Kemudian kami saling berkenalan dan pada akhirnya menjadi teman yang cukup
akrab. Dia banyak bercerita padaku tentang para mantan yang telah
ditinggalkannya dan beberapa dari mereka masih da yang di sukainya. Dia belum
mengetahui bahwa aku mengangguminya. Dan pasti rasa kagum itu sebentar lagi
akan berubah menjadi rasa suka, lalu berubah menjadi rasa sayang. Aku sudah
memberinya banyak kode agar dia tahu apa yang aku rasakan. Tapi sampai sekarang
dia belum bisa merasakannya.
“Iya,
ada apa,” tanya Jeno ringan pada teman yang memanggilnya tadi. Sejenak ia
menghentikan bermain dengan gitarnya. Lalu berbincang – bincang dengan temannya
tersebut.
“Sebentar
lagi ada lomba band disekolah kita. Dan aku yakin pasti band kita yang akan di
tunjuk,” kata salah seorang temannya yang bernama BamBam. “Lalu?” jawab Jeno
singkat.
“Yang
menjadi permasalahan vokalisnya harus wanita!! Sedangkan aku, kau, dan BamBam
adalah laki – laki!!” kata laki – laki yang bernama Danny tersebut dengan
sedikit emosi. Jeno memang memiliki sebuah band yang sampai saat ini belum
diberi nama. Jeno bertugas bermain gitar dan vokal, Danny juga memegang gitar,
dan BamBam kajon, sesuai dengan postur tubuhnya yang cukup berisi. Sekolah
memang akan mengadakan lomba band untuk memperingati ulang tahun sekolah. Dan
harus bergenre akustik. Cocok dengan genre band mereka. Mereka bingung karena
vokalisnya harus perempuan. Sedangkan mereka semua laki – laki.
Di
kelas hanya ada aku yang terlihat sibuk membaca novel tetapi sebenarnya aku
mendengarkan pembicaraan mereka yang tak jauh dariku. Lalu tiba – tiba BamBam
melirik ke arahku. “Krystal!!! Krystal memiliki suara yang lembut. Kalian ingat
ketika Krystal bernyanyi di depan kelas saat pelajaran seni musik waktu itu
bukan?”teriak BamBam. Aku sangat terkejut. Suaraku tak selembut yang mereka
bayangkan. Tetapi mengapa BamBam memilihku?
“Apa?”
kataku pura – pura tidak tahu.
“Benar
juga,” kata Danny lalu menghampiriku dan di ikuti Jeno dan BamBam. “Heyy
Krystal. Kau memiliki suara yang cukup bagus. Apa kau mau menjadi vokalis band
kami untuk ikut lomba minggu depan?” lanjut Danny.
“Apa
kalian gila?!! Suaraku tak sebagus yang kalian bayangkan!!” kataku mengelak.

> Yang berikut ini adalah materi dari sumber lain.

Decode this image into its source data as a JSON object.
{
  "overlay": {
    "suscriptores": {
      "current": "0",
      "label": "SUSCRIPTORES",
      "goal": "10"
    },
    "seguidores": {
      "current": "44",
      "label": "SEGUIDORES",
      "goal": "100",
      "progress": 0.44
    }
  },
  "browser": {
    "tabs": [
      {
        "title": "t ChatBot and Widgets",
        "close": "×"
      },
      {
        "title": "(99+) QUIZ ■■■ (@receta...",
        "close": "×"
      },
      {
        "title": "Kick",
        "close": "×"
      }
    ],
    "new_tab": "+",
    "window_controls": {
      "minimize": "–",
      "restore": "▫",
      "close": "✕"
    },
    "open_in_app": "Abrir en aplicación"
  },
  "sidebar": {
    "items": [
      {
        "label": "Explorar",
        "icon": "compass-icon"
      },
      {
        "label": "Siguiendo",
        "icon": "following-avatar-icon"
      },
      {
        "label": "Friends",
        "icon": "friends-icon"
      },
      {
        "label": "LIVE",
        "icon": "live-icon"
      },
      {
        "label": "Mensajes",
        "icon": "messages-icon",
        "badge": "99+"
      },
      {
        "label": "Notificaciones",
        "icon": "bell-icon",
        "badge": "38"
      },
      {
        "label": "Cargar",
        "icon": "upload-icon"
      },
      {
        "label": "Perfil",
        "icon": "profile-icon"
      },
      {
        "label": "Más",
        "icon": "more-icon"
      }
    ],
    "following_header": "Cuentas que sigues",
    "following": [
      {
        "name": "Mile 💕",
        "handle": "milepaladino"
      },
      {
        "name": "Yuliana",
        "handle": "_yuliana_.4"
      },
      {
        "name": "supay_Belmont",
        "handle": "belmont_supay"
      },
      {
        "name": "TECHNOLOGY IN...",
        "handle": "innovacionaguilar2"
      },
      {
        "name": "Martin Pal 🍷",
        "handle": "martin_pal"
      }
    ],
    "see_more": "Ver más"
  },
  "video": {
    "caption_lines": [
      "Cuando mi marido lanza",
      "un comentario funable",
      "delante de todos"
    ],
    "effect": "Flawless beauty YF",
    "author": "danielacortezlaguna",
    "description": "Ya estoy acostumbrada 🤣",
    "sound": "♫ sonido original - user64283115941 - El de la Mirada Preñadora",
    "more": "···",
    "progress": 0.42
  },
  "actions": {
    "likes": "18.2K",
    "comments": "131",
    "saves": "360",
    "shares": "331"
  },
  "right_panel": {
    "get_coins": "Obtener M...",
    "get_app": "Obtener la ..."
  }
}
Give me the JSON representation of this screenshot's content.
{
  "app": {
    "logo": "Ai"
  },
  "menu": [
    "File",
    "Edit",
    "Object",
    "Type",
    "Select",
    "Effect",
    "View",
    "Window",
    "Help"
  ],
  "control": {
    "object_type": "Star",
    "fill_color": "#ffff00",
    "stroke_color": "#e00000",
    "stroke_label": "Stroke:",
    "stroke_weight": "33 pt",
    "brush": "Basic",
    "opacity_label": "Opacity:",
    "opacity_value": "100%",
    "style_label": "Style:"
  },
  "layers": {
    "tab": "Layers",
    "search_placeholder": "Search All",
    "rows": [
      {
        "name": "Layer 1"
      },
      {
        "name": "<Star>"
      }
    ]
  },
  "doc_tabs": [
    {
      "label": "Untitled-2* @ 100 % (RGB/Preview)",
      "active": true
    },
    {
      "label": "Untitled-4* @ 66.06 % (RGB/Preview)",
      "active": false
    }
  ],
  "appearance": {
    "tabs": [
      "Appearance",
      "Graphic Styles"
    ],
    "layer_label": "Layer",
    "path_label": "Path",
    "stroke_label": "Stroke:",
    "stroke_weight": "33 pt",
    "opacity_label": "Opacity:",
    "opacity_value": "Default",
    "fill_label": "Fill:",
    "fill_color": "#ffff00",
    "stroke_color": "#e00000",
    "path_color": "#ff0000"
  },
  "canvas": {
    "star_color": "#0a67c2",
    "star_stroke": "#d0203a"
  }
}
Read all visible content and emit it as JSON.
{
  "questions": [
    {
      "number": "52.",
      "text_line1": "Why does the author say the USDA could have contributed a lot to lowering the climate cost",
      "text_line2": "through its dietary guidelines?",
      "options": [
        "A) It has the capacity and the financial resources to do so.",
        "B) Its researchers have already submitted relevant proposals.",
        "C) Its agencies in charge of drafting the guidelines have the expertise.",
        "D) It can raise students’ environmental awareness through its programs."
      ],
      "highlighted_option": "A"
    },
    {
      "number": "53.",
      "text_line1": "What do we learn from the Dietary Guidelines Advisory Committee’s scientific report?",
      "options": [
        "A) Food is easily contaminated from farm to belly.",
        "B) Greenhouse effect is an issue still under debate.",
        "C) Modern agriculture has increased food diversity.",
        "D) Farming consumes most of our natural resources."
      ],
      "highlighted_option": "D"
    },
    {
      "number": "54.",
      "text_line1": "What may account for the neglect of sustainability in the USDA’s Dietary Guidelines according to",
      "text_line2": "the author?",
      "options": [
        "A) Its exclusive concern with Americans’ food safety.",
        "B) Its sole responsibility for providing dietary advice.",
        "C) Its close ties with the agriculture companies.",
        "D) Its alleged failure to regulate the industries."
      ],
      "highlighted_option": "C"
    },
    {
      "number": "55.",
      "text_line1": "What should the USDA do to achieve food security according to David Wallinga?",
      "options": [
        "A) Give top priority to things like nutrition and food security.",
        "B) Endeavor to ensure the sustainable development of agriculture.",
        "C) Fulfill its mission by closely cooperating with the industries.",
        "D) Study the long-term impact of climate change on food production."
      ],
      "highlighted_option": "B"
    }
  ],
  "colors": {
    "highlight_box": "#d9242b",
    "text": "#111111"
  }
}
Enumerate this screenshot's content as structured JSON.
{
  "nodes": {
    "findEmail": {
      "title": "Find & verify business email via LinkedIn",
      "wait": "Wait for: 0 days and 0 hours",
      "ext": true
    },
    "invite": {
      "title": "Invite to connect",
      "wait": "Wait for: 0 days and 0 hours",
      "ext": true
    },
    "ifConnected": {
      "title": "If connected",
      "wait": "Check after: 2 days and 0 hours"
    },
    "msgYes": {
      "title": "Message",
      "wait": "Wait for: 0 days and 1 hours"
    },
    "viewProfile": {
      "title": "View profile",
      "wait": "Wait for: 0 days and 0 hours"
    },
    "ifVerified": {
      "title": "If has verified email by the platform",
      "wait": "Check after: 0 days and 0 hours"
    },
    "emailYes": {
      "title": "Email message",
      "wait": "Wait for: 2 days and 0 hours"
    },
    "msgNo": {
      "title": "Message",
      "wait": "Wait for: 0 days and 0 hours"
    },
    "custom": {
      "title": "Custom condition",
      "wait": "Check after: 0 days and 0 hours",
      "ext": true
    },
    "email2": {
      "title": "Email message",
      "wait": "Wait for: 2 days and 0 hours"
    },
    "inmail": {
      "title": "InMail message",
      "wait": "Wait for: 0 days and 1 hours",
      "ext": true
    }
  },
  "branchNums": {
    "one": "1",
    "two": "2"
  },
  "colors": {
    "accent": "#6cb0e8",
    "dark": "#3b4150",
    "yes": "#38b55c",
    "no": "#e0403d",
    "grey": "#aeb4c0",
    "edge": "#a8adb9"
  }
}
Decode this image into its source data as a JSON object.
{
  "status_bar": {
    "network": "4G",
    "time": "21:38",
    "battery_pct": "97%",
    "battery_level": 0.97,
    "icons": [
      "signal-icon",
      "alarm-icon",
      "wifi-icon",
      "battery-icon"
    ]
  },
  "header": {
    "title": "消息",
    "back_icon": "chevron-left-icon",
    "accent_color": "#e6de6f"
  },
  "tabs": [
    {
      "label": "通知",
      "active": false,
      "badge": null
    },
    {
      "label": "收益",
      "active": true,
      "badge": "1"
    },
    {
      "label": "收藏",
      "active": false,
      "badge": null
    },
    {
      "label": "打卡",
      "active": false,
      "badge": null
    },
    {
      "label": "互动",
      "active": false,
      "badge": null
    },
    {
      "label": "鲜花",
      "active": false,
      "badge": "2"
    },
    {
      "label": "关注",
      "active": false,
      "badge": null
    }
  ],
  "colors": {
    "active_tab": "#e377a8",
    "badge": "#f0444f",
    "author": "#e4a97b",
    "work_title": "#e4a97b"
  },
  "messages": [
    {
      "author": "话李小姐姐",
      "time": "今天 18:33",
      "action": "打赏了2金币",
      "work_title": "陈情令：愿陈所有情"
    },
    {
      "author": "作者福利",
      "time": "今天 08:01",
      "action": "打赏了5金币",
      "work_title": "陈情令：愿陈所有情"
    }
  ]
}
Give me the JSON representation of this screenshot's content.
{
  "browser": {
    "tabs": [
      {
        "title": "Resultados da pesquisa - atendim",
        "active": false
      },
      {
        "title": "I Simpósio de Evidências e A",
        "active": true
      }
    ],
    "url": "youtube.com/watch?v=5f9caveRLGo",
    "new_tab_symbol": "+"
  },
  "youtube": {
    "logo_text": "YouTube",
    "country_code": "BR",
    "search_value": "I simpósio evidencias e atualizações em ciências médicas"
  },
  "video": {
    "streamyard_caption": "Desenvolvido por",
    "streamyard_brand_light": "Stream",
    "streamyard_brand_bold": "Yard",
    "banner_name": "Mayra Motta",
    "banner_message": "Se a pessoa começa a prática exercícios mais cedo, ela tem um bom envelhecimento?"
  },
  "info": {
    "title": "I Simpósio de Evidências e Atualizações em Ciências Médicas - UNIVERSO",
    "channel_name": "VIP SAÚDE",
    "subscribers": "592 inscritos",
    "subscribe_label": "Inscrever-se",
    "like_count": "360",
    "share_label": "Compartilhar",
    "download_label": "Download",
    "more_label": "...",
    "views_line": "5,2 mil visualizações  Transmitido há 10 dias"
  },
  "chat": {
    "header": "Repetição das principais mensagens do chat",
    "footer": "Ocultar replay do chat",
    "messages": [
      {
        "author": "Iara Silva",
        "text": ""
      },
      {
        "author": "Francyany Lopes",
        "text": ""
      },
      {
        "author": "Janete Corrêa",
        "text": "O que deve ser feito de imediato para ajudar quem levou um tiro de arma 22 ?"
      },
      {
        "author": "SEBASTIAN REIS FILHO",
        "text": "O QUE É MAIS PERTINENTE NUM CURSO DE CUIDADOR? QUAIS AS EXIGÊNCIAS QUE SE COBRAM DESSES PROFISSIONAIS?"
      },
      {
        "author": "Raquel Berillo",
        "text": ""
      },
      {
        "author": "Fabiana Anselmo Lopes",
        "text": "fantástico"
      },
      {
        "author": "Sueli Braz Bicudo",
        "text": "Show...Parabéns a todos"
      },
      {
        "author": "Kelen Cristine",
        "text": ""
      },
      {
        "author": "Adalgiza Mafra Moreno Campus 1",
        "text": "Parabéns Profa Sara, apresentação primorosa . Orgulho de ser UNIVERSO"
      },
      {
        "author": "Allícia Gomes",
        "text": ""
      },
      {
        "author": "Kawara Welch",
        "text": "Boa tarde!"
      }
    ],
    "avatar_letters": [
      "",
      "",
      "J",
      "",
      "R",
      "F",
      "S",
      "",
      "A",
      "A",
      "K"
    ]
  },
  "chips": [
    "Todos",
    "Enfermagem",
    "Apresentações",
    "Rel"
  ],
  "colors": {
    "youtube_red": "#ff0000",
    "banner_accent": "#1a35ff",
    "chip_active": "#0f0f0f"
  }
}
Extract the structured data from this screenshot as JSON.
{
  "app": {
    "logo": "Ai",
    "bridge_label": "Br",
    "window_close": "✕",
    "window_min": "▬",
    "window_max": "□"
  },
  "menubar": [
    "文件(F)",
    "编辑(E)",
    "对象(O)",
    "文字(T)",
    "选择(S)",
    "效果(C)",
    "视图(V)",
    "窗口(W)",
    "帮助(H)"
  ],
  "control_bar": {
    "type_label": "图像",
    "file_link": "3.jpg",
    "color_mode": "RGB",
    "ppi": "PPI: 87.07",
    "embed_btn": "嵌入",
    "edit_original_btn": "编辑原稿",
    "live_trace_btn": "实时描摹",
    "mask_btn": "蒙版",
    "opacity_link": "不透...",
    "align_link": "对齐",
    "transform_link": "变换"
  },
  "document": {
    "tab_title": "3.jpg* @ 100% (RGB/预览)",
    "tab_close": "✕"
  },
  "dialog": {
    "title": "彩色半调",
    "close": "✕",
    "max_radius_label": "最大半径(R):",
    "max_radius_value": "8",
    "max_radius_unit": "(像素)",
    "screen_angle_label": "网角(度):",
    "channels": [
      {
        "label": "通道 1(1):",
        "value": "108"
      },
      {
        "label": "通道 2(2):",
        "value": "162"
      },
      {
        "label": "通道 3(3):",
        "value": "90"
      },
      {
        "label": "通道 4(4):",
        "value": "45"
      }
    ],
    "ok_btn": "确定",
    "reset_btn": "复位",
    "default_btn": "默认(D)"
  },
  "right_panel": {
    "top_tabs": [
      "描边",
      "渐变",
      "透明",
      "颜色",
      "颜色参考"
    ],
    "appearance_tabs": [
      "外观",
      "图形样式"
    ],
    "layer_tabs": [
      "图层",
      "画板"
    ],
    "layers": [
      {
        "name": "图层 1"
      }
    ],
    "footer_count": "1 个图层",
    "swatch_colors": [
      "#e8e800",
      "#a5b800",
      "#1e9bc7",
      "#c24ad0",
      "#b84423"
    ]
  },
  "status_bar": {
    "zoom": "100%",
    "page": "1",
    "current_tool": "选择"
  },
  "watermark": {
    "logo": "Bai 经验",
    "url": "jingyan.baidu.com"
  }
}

Jeno kemudian duduk di kursi kosong sebelahku.
DEG..
Jantungku seakan berhenti berdetak. Dia lalu menatapku dengan lembut. Tatapan
itu membuatku seakan menjadi es yang telah meleleh.
“Aku
percaya padamu kau bisa. Tolonglah. Hanya demi kelas kita,” kata Jeno lembut.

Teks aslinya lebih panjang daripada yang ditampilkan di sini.